Tuesday, August 17, 2010

Extra Time

I much prefer sports metaphors that open a little window of understanding life over sports metaphors that, well, define life.

Time is fluid in soccer. The match is supposed to last 90 minutes, but the referee may add time and allow play to continue if numerous injuries, substitutions, or other interruptions have conspired to prevent a fair full 90 minutes of competition. This makes for an agonizing experience when, say, your team has dominated possession and outplayed the other side and finally put a shot in the back of the net in the 89th minute. The clock rolls over 90:00 and you think the game's over, but because somebody's head got split open and had to be tended for a while, and somebody else needed lecturing after a yellow card, and the guys being substituted strolled off the field instead of sprinting, the referee says no, the game's not over yet. So you play on and wait and die every time the other team puts a shot on goal that takes a weird hop or deflects off a defender and you think goddammit, we had this thing won and you try to hold on until the whistle finally blows.

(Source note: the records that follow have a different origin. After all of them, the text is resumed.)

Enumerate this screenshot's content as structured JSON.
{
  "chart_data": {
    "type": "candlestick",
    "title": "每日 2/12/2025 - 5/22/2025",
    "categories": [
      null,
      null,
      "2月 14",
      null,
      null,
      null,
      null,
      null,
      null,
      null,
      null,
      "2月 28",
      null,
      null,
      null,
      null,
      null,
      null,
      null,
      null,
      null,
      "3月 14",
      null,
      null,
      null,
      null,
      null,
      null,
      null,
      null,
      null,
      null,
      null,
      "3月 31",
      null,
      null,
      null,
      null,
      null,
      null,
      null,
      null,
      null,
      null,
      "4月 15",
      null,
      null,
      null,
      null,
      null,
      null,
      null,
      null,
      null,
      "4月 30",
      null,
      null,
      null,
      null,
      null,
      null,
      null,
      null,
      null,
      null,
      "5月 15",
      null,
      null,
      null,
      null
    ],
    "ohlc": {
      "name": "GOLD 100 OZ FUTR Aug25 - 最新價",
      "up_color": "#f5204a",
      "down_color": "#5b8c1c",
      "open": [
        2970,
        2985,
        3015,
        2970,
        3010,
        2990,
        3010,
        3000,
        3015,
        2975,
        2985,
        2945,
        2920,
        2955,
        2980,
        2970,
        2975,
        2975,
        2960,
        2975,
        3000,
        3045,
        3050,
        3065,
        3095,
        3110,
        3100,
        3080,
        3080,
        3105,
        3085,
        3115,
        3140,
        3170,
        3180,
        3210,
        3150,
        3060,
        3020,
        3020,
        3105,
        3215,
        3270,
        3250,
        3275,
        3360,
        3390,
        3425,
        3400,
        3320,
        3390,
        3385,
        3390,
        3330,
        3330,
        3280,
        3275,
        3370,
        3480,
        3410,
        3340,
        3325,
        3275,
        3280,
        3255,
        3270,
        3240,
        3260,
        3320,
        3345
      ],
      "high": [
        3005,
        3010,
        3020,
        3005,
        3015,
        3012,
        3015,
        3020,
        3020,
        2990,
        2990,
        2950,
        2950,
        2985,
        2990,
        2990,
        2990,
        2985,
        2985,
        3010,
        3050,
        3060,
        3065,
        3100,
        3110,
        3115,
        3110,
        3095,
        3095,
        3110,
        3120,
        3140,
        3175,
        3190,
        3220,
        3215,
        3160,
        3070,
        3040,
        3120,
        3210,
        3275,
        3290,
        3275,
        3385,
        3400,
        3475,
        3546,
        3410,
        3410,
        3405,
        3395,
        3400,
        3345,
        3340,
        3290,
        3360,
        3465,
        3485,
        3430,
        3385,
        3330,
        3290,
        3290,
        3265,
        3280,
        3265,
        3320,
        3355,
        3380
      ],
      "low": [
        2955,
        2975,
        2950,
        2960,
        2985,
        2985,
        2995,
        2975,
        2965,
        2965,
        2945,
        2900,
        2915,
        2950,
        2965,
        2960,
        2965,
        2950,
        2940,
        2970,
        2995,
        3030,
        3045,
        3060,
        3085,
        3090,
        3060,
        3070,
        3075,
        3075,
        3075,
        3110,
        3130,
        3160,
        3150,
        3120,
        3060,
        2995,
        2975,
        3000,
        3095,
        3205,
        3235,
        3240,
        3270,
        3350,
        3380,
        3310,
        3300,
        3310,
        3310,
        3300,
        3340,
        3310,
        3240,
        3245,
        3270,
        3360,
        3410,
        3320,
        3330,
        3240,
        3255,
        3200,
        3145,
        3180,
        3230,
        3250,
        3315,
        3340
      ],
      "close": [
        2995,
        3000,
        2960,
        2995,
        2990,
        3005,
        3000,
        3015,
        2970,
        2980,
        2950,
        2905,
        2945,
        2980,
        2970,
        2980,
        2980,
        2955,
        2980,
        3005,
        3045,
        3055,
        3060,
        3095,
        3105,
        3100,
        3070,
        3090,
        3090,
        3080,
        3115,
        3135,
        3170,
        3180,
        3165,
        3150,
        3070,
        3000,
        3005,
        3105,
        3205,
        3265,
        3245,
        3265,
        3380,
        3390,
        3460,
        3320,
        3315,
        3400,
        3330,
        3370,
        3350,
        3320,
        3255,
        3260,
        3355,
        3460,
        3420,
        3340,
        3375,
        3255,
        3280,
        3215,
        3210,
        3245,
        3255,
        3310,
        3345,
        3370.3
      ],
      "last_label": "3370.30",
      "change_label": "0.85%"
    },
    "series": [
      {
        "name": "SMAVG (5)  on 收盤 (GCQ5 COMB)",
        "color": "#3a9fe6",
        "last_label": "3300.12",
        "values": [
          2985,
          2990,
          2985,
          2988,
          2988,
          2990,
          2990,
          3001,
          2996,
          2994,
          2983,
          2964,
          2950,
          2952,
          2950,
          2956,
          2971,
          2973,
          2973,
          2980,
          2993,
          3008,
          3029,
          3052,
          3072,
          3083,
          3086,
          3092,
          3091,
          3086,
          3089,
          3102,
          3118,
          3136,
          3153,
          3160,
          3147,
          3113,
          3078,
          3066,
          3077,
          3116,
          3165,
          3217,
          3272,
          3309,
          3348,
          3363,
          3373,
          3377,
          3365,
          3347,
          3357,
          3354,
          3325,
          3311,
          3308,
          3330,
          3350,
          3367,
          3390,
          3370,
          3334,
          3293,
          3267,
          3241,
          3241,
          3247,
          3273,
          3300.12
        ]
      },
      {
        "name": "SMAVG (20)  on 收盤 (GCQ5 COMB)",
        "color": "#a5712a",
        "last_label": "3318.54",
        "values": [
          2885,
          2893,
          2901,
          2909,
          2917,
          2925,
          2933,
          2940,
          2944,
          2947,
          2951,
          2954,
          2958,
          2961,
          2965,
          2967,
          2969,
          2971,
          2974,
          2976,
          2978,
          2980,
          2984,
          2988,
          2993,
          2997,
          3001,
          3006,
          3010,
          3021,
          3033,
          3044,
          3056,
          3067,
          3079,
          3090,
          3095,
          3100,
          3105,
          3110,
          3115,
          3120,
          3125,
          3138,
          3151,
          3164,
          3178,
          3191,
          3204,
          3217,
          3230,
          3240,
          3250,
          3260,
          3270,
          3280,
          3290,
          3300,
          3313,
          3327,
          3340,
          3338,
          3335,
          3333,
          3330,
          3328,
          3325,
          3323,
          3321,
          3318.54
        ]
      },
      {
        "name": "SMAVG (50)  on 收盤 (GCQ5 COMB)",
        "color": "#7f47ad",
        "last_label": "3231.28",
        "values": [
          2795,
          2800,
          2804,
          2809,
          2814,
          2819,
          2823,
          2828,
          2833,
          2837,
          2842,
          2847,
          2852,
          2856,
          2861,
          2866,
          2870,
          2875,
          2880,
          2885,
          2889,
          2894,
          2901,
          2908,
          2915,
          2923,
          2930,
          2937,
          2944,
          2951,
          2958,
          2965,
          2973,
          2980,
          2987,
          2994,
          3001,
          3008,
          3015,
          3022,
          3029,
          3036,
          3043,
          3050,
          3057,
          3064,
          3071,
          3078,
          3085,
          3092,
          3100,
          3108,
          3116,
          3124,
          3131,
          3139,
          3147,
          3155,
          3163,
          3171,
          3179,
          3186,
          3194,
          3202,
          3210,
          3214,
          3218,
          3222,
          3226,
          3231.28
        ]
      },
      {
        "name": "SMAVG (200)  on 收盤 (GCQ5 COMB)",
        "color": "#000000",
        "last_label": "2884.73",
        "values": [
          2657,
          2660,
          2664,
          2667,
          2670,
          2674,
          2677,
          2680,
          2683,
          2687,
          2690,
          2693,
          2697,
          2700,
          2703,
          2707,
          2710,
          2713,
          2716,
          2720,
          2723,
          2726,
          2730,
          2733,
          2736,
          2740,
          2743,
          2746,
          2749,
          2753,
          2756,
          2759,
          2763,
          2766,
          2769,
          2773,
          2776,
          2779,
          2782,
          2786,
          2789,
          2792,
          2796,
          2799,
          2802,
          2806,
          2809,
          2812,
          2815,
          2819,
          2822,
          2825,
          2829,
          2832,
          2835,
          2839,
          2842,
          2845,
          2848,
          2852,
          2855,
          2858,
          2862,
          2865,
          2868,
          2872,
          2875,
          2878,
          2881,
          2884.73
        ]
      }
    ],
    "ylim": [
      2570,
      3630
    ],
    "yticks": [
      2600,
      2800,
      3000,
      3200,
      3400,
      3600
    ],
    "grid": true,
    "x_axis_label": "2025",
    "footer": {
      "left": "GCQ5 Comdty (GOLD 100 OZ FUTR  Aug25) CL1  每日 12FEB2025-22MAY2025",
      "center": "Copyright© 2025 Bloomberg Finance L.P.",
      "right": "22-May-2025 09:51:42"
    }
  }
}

So now, after watching Vaughn Walker chest the ball off his own goal line and dribble circles around Prop 8 for the length of the field and fire an unstoppable shot into the top corner for a sure winner, we have extra time. Yeah, Walker put the first extra two minutes on the clock himself--the metaphor breaks down here a bit, but still--but now the 9th Circuit has added what feels like an entire additional half.

A federal appeals court decided Monday to put same-sex marriage in California on hold at least until December, interrupting the wedding plans of scores of gay couples who were hoping to exchange vows later this week.

We are told this is actually a good thing from a strategic standpoint, since it prevents the case from being prematurely kicked up to a Supreme Court that might not rule in our favor.

Loyola Law School professor Richard Hasen said Monday's order was strategically advantageous for supporters of same-sex marriage, no matter how disappointed many couples may be. If the panel had refused to place a hold on Walker's ruling, the supporters of Proposition 8 were prepared to seek a stay from the Supreme Court. The court is believed to be divided on the question of gay marriage, with Justice Anthony Kennedy considered a swing vote. A vote on a hold might have pushed the justices into taking an early position on the question.

"I think there are strategic reasons why even the most ardent supporter of gay marriage could opt for a stay," said Hasen, an expert on federal court stays. "The concern is that rushing things to the Supreme Court could lead to an adverse result [for supporters of gay marriage.] If this case takes another year to get to the U.S. Supreme Court, there could be more states that adopt same-sex marriage and more judicial opinions that reach that conclusion."

Hasen said the hold "takes the heat" off Kennedy and takes the case "off the front burner for a while."

I'm not sure how a year's extra time makes Judge Walker's findings of fact any more or less compelling to Justice Kennedy, nor am I sure how many more states are poised to adopt marriage equality instead of strengthening its prohibition. And I'm really not sure how the scoreboard showing states approving and states opposing any civil rights legislation is relevant to the Supreme Court's evaluation of the legislation's constitutionality. As much as I would love to see, say, 45 more states adopt marriage equality in the next year, that shouldn't be a necessary or even contributing condition to Anthony Kennedy deciding that the 14th Amendment really does still count, and that equality is not negotiable.

Yet again we are being told to just wait a little longer, to be patient, to let the dust settle and not pressure people in power, to see if maybe somebody somewhere in some other state will pick up the slack and do something, because if enough states do something, maybe it won't be so hard for the people who can do something federally binding to actually do it.

Hey, you've already played 90 minutes plus two, so what's two more, and two more, and two more after that? And if the other team manages to poke one in because you're exhausted and your keeper's screened? Well, you're used to losing, so no big deal, right? Right.